McTighe was the keynote speaker at a conference the Consortium organized to help businesses and schools explore partnership ideas. His talk focused on the need for classroom learning to equip kids with the skills and knowledge they’ll eventually need in the workplace and in their daily lives. Often, teaching instead focuses more on “covering content,” much of which can be readily found online and some of which students may never need. As a result, testing also misses the mark, he said. It tends to focus on regurgitation of facts rather than competencies.
McTighe argued that the focus of education should be on “long-term transfer skills” which he defines as competencies students will need to apply outside the classroom in entirely new situations, whether to fulfill job requirements, serve communities, function as citizens or engage in activities of daily life. Similarly, assessment should be performance based, requiring students to demonstrate these competencies, he said. Learning of these skills should begin in the early grades and continue through graduation, with the applications taking on increasing levels of difficulty until students have reached the “long term transfer goals” to which curricula should be tied, McTighe said.
As an example, McTighe said that history should help students understand developments that can bring perspective on current events. In math, he noted, it’s not enough to be able to solve equations on exams—students must be able to create equations to solve real world problems involving math. Similarly, they need to be able to write in multiple genres to achieve multiple purposes for different audiences. For example, students should master expository writing so that they’re able to explain something or put forth an argument.
Nor are academic and technical competencies all students need to prepare for their futures.

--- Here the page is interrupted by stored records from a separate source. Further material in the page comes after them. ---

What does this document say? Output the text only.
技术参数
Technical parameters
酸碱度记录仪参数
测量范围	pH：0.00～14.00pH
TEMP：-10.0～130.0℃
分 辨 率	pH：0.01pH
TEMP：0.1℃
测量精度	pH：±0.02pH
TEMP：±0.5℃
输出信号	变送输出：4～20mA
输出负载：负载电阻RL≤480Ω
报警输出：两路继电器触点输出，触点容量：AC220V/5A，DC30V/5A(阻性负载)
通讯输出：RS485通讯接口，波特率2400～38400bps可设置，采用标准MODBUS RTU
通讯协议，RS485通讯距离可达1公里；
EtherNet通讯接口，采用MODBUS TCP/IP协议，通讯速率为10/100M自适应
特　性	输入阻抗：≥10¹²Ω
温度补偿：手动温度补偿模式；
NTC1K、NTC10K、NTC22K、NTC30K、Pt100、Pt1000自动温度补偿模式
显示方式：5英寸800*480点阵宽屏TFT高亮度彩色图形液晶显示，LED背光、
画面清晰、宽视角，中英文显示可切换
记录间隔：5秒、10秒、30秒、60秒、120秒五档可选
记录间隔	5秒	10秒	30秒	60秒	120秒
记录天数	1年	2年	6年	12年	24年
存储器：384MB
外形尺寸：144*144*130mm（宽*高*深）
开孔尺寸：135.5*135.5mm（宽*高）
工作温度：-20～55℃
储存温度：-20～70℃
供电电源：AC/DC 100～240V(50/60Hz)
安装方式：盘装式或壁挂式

Pointing to a recent survey, McTighe said soft skills—like leadership, team work and communications—rank highest among those employers are seeking as they recruit.
His ideas resonated with educators and employers alike and set the tone for discussions about possible partnerships.
Without exposure to businesses and organizations outside of the classroom, both students and educators are at a disadvantage, said the Consortium’s Executive Director Mary Kay Babyak.
Teachers can’t adequately convey information about careers and the workplace without exposure to real world work settings, she said. For students, workplace exposure can be motivating–it often helps answer the question “Why do I need to learn this,” Babyak added.
Greensburg Salem School District’s Secondary Education Director Ken Bissell likened educators and students to the prisoners shackled in Plato’s cave. Constrained by their lack of knowledge in the allegory, the prisoners see only shadows on a wall, not the realities that create the shadows. Similarly constrained, teachers and students currently get only second-hand understandings of activities, expectations and challenges in the workplace, Bissell said. Partnerships between businesses and schools would be change that, he added.
Babyak challenged businesses and schools to move toward partnerships that are impactful, sustainable, scalable and regional. That’s not to say smaller partnerships can’t be beneficial. There’s a risk, however, of working in ways that are “one off” and too short-lived to have impact, she concluded.